Statt Paul Schraders neue pseudo-politische und mit leeren Charakteren gefüllte Filme The Card Counter und Master Gardener zu gucken, sollte man vielleicht lieber einen Taxi-Driver-Rewatch in Erwägung ziehen. 

Für Tilda Swinton würde Ich Sterben – Miriam

Venedig, Italien. Die Biennale 2022. Der rote Teppich. Stars, Kameras, Mikros, flotte italienische Fernseh-Menschen mit zu viel Gel in den Haaren, kreischende junge Frauen. Wer walked denn da aus dem Lexus raus? Ist es wohl Harry Styles? Oder Hillary Clinton (warum ist sie hier?!)? Sind es Adam Driver und Greta Gerwig? Vielleicht ist es Mia Goth in einem klassisch taillierten schwarzen Kleid (sehr schön).
Nein, für die schreie ich nicht rum, für die bin ich nur ein kleiner Teil einer größeren Masse, die auf den Zehenspitzen und mit weit aufgerissenen Augen kurze, schnelle Blicke von den Stars kriegen will. Mit ein wenig Glück schafft man es dann auch, ein extrem pixiliertes Foto der Stars mit dem eigenen veralteten Android Handy zu machen. Da erkennt man eh fast nichts, aber die Bilder kann man ja immer herzeigen; flexen, guck mal, ich war da, ich hab Timothée Chalamet von weitem gesehen, ha!

Trotzdem sind sie mein Schreien nicht wert, ich bin kein Schaf, kein Kapitalismus-Opfer, kein Celebrity-obsessed Tween, wie ich es damals war. Ich bin eine erwachsene Frau. Mir ist bewusst, dass sie nur Menschen sind, die auch mal schwitzen und pissen müssen. Ihre Existenz und ihre Glorifizierung repräsentiert eine ideologische Ablenkung von den Problemen dieser Welt, während ihr Aussehen die Fetischisierung und die Aufrechterhaltung unerreichbarer Schönheitsideale ermöglicht. Celebrity-Kultur ist toxisch und problematisch, okay?  
Ohnehin habe ich für die eine oder andere Celebrity doch laut nach Luft gejapst. Das gelegentliche “Oh mein Gott, Queen, slay!” musste ich natürlich auch äußern. Aber nie zu laut.

Gegen 16 Uhr am 6. September 2022, stand ich aber mit Co-Redakteur Tim in der prallen Sonne an der Barriere vom Roten Teppich, habe da gewartet und die toxische Celebrity-Kultur reproduziert.

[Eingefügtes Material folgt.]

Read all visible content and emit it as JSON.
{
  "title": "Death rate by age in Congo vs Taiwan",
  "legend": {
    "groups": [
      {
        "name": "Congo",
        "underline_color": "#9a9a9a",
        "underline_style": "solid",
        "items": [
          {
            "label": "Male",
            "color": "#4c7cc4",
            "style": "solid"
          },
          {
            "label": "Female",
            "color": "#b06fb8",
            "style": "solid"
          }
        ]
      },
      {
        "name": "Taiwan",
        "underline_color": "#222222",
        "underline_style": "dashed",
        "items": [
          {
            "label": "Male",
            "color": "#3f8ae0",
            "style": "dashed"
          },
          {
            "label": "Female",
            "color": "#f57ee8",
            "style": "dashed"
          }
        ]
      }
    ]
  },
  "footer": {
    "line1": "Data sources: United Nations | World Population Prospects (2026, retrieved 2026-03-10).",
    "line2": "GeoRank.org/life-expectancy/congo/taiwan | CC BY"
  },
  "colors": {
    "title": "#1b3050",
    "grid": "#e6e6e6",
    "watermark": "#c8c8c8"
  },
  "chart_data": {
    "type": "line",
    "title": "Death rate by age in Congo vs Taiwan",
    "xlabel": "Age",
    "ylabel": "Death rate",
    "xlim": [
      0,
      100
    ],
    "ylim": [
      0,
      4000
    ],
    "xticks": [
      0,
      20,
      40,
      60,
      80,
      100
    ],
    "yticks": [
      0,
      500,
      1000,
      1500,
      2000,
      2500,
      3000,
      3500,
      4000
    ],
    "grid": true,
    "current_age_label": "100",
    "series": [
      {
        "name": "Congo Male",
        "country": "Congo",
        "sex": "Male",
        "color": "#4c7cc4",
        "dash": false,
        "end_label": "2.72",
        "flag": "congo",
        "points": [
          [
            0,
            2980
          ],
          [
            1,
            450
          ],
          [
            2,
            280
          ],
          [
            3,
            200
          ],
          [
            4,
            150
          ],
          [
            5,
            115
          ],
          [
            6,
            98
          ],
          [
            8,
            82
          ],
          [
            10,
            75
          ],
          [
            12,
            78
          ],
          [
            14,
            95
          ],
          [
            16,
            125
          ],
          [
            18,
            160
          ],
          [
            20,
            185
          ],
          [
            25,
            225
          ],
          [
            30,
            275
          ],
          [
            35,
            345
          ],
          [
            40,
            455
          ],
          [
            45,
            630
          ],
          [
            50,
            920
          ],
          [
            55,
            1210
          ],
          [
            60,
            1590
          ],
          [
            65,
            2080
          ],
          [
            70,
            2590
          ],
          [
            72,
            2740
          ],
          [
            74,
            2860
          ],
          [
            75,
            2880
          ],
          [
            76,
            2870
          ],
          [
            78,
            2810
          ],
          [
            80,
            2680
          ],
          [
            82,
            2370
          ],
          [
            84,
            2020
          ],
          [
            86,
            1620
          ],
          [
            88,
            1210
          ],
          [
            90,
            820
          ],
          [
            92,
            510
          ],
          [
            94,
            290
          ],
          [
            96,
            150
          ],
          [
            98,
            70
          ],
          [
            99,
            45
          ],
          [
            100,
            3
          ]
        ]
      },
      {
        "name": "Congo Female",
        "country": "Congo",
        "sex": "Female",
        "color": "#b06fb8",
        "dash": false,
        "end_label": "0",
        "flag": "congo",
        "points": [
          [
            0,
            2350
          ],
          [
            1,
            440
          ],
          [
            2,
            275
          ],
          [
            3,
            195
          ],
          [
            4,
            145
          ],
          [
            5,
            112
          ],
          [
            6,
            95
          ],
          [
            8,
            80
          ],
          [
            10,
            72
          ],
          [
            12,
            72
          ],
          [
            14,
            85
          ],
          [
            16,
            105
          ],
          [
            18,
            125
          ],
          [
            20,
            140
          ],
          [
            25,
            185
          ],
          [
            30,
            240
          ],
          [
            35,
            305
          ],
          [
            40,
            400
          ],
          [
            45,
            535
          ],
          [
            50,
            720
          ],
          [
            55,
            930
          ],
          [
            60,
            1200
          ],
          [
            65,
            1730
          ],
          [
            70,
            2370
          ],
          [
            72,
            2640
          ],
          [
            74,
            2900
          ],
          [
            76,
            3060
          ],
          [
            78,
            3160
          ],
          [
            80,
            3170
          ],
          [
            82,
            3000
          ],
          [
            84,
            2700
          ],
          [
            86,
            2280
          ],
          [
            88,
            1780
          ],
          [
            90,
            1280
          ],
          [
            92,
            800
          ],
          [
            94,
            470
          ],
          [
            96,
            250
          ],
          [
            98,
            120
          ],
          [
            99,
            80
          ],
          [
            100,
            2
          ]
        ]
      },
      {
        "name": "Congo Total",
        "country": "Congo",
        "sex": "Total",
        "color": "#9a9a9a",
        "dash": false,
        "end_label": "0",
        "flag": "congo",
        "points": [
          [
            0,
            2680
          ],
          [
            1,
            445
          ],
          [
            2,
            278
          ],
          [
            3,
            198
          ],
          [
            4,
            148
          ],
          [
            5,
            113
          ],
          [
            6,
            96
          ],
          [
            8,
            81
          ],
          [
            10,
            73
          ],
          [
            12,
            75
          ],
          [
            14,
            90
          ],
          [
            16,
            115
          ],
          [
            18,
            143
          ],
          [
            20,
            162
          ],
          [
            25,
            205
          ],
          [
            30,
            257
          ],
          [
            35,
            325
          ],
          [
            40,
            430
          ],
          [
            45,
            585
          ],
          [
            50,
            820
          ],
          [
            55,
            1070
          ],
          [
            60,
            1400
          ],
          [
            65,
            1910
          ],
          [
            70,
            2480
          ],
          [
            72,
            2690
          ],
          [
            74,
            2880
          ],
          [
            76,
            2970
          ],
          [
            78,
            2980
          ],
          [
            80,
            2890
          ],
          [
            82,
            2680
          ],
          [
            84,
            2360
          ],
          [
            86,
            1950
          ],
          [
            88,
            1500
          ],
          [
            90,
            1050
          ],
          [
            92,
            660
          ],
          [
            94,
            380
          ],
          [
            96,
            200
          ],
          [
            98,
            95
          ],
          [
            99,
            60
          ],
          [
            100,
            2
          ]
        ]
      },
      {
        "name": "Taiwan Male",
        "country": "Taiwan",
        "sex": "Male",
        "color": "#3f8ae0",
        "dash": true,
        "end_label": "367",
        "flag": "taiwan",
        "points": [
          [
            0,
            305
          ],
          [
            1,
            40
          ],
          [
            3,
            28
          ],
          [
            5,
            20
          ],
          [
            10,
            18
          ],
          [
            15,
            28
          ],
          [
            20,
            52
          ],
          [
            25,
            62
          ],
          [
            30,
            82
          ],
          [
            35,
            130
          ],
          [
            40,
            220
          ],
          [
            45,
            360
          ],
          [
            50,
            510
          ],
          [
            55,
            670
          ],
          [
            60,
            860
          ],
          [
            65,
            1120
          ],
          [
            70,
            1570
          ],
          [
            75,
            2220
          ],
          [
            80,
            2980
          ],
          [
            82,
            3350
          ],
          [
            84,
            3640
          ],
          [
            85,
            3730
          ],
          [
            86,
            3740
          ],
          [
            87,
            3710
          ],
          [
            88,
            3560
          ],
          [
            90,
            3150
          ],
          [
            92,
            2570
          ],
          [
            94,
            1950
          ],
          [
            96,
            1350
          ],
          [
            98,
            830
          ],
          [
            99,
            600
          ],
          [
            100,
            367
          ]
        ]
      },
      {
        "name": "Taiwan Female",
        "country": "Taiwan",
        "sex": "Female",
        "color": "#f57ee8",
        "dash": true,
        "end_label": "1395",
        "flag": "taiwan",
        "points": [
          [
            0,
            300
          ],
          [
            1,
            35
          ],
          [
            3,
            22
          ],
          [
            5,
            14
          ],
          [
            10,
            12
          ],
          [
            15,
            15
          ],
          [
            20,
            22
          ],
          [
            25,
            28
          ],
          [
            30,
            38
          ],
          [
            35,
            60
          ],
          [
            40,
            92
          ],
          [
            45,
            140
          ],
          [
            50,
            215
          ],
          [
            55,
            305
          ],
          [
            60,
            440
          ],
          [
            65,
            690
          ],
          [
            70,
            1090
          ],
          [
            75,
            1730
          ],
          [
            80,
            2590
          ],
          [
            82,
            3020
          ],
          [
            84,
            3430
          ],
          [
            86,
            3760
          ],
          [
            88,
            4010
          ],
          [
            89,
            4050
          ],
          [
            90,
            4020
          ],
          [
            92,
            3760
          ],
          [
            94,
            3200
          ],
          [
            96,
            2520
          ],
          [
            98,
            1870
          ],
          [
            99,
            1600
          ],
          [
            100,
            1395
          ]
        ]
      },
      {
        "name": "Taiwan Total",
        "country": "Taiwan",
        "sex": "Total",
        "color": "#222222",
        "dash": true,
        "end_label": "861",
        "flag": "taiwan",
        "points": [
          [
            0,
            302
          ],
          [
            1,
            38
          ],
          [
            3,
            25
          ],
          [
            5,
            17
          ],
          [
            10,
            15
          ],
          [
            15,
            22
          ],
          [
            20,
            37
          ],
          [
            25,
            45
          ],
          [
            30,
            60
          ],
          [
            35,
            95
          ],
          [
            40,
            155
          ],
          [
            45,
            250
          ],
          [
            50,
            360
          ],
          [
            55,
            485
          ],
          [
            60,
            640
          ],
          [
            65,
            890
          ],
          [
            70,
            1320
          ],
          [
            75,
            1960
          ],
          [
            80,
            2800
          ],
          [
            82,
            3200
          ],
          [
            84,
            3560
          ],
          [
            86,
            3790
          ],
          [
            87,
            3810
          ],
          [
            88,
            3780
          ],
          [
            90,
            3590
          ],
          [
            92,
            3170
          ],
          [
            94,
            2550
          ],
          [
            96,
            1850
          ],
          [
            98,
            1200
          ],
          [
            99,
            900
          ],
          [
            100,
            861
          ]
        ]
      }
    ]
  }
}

Ein bekannter Soundtrack kam aus den Boomboxen des italienischen Radiosenders und kreierte eine unheimliche Atmosphäre. “Das kommt mir jetzt echt bekannt vor, das ist so ein iconic Soundtrack, oder?“ fragte ich Tim. Er zuckt mit seinen Schultern. “Das ist der Soundtrack von Vertigo,” sagte eine nasale deutsche Stimme hinter uns, die uns verstanden hat.

Wir standen bestimmt 40 Minuten da, haben laut und aufgeregt geredet, gelacht, haben den schönen Kameramann beobachtet. Wir haben in meiner Tasche nach irgendwas gesucht, das eventuell signiert werden könnte, sollte sie an uns vorbei kommen (sehr unwahrscheinlich). Ein Ticket für eine historische Kirche hatte ich noch. Gut.
Ich checke mein Handy. 16:35 Uhr. 
Sie kommt jetzt irgendwann mit dem Lexus angefahren. Jetzt?

Oh mein Gott, jetzt! 

Am anderen Ende vom Roten Teppich steigt sie aus dem Lexus raus. Groß – viel größer als ich dachte – mit grell-gelben, kurzen Vogelnest-Haaren. Ein glänzendes Kleid mit langen Ärmeln in lila hatte sie an. Ätherisch und Alien-artig, riss sie mir den Boden unter den Füßen weg. Sie bewegte sich, ging in langen nobeln Schritten hin und her, hat Selfies mit den Massen gemacht und ließ sich von den Italienern interviewen. Der geloopte Vertigo Track, ihr Kleid, ihre Präsenz – es hat nicht lange gedauert, bis die Gruppen neben uns für sie geschrien haben.
Ungezwungen hat sich mein Mund geöffnet, meine Stimmbänder haben sich angespannt.Eins, zwei, drei, komm in den Rhythmus der Masse rein und…
“TILDA!!!” schrie ich, so laut ich konnte.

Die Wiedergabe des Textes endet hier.